В 6 часов я снова был у Гобсона.

Он приходил и опять ушел, оставив для меня записку с извинением в том, что не мог меня дождаться. «Если у вас спешное дело, — писал он, — то будьте в 11 часов вечера в Курзале. Я туда заеду».

Я опять начал свое бессмысленное шатание по улицам и различным кварталам, постепенно погружающимся во мрак. Маленькие ребятишки, играя, бросались мне под ноги. Я тихо отстранял их, чувствуя безмерную усталость.

Обедать я отправился в военный клуб. Готовясь к страшной минуте, — я вспоминаю это с ужасом, — я старался оглушить себя вином.

Было только 9 часов, когда я вышел из клуба. Еще два часа мучительного ожидания! Что делать? Я стал прогуливаться по авеню де Франсе, тротуар которой идет вдоль берега моря.

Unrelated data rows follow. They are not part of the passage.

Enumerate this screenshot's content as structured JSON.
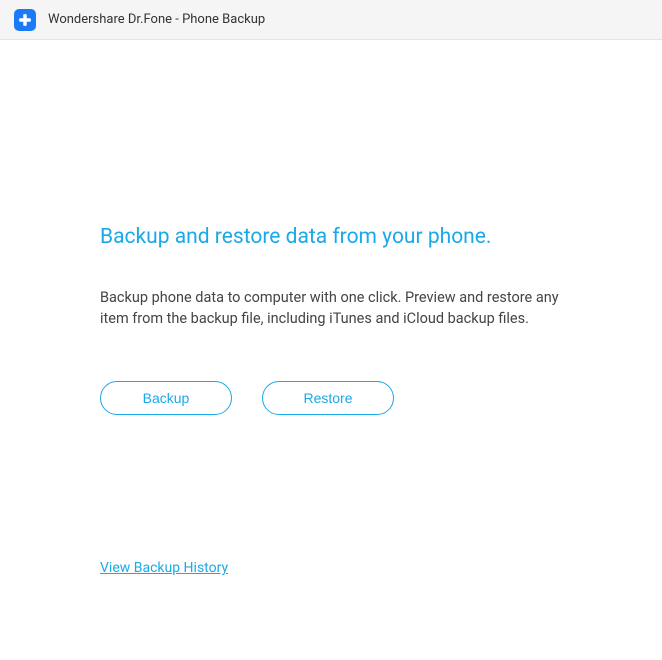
{
  "titlebar": {
    "app_title": "Wondershare Dr.Fone - Phone Backup"
  },
  "main": {
    "heading": "Backup and restore data from your phone.",
    "description": "Backup phone data to computer with one click. Preview and restore any item from the backup file, including iTunes and iCloud backup files.",
    "buttons": {
      "backup": "Backup",
      "restore": "Restore"
    },
    "history_link": "View Backup History"
  },
  "colors": {
    "accent": "#1aa9e8",
    "icon_bg": "#1a7af8"
  }
}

Затем я облокотился на парапет.

Ночь была чудесная, мягкая, воздух свеж. Море сверкало фосфорическим блеском. Огромные темные горы были усеяны по склонам мириадами маленьких, как булавочные головки, огоньков, — это деревни. Вдали по морю шел пароход. Его салоны и палуба, сиявшие огнями, делали его похожим на какое-то плавучее казино. Меня обгоняли какие-то люди. Два или три раза меня узнали: «Смотрите, — Домэвр! Совсем один и любуется морем! Что ты тут делаешь? Подумаешь, какой поэт!» Я не оборачивался.

Десять часов. Мои бедные ноги отказывались двигаться дальше. Я решил идти в Курзал и сесть в каком-нибудь уединенном уголке террасы, около маленькой решетки, отделяющей ее от улицы.

Сидя там, я выпил подряд две рюмки виски без воды. Через некоторое время я с радостью почувствовал, что под влиянием алкоголя во мне рождается странная самоуверенность. Я начал находить легким, почти естественным то страшное, что я решил предпринять.

Одиннадцать часов. Гобсон опаздывает. Четверть двенадцатого. Что если он не придет? Мне показалось, что тогда все будет потеряно, потому что на другой день у меня уже не достанет больше сил…

Двадцать минут двенадцатого. Раздались звуки сирены, и два-три автомобиля остановились перед Курзалом. Из второго вышел Гобсон.

Смеясь, он направился ко мне:

— Тысячу извинений. Я не завтракал дома сегодня утром. Мой слуга вам это сказал? В три часа, когда я зашел домой, он сообщил мне о вашем первом визите. Я назначил вам свидание здесь. Если я опоздал, то это не моя вина. Мы только что приехали из Баальбека. Стильсона, представителя «Standart Oil», навестили проездом родные. Завтра они уезжают в Палестину. Они не хотели покидать Бейрут, не посмотрев Баальбека. Мы должны сейчас же ехать к Стильсону. Я умираю от голода. Стильсон заказал ужин у себя. Он мне поручил пригласить вас. Эго решено, — не правда ли? Я вас похищаю.